At 6-foot-1 and 295 pounds, Thornton does not possess the same girth as his two predecessors, but his coach feels he makes up for it in other ways.

"We're not going to change what we do. Mike's a guy whose skill set is his initial quickness, his ability to get into blocks, some of its chance of direction," Grantham said. "Anytime you have players at any position you're going to play to their strengths and have them do the things that they do well whether it's be a move guy, whether it's knock a guy back, play off them or whether it be a penetrating guy and try to get one on one."

Grantham said Thornton fits that role just fine.

"Mike's a guy who I thought had a good spring, and he's done a solid job this summer so I'm looking forward to getting him in camp, along with Chris Mayes and John Atkins to see what they can do. We'll just have to see how it goes from there."

Dawg bites

Grantham said Toby Johnson will be on the field for Georgia's first practice next week. "Toby's a guy who will be out there practicing from Day 1," Grantham said. "He's a guy who we will probably play at the end position. He's got some athletic ability, he just hasn't been in the system yet. We'll have to see what he can handle and how he progresses once we get him on the field."
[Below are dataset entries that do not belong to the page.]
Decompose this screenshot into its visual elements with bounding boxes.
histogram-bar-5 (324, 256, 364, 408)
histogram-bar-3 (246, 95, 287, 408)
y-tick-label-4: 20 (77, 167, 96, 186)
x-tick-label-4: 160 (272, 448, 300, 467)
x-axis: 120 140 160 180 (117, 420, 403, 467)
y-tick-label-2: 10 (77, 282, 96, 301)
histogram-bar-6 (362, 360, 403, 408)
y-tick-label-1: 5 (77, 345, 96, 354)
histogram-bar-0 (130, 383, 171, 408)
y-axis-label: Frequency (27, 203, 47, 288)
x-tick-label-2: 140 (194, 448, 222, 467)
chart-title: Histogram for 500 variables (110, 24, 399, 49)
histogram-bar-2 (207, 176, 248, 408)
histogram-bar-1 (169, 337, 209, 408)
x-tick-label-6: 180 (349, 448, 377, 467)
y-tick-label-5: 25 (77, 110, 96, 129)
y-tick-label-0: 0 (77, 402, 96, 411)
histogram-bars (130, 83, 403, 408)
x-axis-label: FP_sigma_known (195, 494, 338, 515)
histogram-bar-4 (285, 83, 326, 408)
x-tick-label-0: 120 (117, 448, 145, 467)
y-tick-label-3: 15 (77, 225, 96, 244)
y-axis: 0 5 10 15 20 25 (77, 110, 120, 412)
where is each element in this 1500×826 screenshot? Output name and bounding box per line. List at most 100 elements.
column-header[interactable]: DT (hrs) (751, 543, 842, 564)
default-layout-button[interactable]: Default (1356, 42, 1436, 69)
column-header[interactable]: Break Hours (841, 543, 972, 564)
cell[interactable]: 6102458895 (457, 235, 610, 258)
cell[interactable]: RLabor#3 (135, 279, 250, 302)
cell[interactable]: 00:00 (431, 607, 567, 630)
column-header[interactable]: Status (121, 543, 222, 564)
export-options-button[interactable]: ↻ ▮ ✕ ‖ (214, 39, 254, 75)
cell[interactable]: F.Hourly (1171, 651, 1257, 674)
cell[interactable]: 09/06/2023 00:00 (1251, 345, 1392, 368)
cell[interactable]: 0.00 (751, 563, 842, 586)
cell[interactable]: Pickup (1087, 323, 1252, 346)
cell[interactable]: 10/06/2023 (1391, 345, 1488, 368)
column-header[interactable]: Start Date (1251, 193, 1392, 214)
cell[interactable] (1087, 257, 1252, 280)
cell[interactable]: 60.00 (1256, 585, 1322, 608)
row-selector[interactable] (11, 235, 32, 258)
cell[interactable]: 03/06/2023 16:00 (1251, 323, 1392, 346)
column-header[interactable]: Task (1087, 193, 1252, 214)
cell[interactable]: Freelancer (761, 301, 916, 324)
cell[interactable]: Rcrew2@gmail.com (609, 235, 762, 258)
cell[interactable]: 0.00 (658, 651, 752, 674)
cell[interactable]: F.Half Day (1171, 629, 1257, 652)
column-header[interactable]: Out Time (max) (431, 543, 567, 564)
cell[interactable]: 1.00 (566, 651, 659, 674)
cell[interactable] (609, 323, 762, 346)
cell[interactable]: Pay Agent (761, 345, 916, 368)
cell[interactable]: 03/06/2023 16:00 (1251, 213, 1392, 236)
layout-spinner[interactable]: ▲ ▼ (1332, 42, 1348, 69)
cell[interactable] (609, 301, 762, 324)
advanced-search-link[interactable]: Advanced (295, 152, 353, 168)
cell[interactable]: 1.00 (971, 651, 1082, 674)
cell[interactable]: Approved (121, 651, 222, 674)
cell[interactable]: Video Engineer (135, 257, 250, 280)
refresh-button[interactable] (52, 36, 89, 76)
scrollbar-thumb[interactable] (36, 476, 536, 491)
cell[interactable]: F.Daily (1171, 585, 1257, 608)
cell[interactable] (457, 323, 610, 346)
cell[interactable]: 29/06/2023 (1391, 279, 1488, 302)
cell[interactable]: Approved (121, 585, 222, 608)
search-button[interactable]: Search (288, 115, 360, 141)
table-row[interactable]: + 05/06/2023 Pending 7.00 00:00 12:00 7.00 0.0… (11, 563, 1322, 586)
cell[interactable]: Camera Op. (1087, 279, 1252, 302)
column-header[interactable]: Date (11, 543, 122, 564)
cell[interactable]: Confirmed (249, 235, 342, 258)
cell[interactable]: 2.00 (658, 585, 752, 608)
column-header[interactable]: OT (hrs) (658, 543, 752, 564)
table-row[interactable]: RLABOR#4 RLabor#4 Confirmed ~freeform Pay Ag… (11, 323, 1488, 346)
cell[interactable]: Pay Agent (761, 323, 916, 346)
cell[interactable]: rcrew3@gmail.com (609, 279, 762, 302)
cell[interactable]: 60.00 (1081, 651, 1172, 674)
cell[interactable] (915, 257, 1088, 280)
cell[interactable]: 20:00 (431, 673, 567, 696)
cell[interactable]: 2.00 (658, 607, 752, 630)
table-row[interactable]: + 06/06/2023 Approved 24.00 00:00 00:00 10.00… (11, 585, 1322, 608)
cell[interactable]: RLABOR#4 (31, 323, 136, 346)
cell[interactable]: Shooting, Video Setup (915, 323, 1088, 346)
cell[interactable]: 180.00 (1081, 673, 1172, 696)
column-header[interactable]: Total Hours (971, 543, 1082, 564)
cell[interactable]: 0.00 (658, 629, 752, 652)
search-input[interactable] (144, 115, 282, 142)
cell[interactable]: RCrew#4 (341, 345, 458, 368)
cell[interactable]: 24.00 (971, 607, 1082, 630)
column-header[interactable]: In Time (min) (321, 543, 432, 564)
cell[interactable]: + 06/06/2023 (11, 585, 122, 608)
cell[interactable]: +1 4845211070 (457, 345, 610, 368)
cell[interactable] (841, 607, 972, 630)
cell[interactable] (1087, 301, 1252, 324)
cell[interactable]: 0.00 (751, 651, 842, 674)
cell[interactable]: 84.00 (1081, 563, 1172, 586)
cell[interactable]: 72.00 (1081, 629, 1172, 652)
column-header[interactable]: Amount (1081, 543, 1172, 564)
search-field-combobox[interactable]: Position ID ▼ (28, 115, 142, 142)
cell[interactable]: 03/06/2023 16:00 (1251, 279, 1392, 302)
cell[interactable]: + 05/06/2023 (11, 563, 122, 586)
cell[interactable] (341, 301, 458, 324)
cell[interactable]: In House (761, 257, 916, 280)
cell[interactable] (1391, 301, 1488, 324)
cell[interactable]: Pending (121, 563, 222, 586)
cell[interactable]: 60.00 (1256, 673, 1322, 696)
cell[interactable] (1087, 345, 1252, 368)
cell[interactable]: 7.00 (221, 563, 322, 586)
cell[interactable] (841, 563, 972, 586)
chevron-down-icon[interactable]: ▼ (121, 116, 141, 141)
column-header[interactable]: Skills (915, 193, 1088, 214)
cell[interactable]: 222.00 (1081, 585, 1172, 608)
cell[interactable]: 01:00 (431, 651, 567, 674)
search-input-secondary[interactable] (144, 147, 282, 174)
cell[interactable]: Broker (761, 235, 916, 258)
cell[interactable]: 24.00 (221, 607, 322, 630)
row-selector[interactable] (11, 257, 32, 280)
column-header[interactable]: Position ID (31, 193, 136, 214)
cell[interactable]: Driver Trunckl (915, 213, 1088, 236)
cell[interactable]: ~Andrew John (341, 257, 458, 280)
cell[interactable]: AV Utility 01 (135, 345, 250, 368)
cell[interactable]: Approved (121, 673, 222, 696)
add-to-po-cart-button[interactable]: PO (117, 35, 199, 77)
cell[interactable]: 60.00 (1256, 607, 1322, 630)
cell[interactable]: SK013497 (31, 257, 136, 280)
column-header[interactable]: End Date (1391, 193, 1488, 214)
Grantham said that freshman linebacker Shaun McGee will start out at Sam but has the ability to play inside as well, and could get some looks there this fall. He also said that fellow freshmen Johnny O'Neal and Tim Kimbrough will be inside backers, while Leonard Floyd is slated to work at will behind Jordan Jenkins.

Junior linebacker Amarlo Herrera has apparently taken a leadership role. "He's done a good job of not only being a good worker for himself but being a guy who demanded that he and other guys around him work the way he thinks they need to work in order to get back to Atlanta. I think he's done those things," Grantham said. "He's a guy who has probably lost a few pounds. He plays well at the weight he is at right now and is a guy who is going through our system for the third time and I think allowing him to be stable will be good for him and what we want to get accomplished with him. I think the things we've needed him to do to become a better player he's done and I'm excited about the leadership role he can have."

Emptying the notebook

Grantham said he's looking forward to seeing what his young defense can do. "I think we've got 17 new players that weren't here last year and some of those guys got to come in the spring so I think we've got a pretty good idea of what guys can do and the fact they came in during the spring was very beneficial to both us and them. Even though they are freshmen, they've been through the system for a spring and have a good grasp of it. They'll get to do it again in August, but the big thing is we've got to evaluate the talent, then develop the talent, then you've got to define the roles for the players who are on the team and find what they can do and how they can help us win. Those are the thing we've got to focus on, along with our conditioning, our team building and our health." c Although Clemson is the first game, Grantham said from a defensive perspective, he'll actually have prepared for all 12 games before all is said and done. "It's really going to be no different than any other camp that we've done form the standpoint, the first third of camp we need to evaluate our talent, see what our pieces are and then determine the players who can help us win. During that middle third of camp, you've got to work on the SEC. You've got some tough games coming along, obviously the first two are going to be important, but you've got Florida in the middle there, we've got Missouri, we've got Tennessee that's new and then Georgia Tech at the end. You're always going to have different nuance each week, so our approach and my approach has always been to introduce those guys to the things systematically or the concepts that they'll have to understand to stop these styles of offense. During the middle session, you're going to get ready for your season. Once you get to the back end there, that's when you start focusing on the first game and getting ready for that. No matter who your opponent is, you've got to be ready for the entire season, the things that present themselves each week."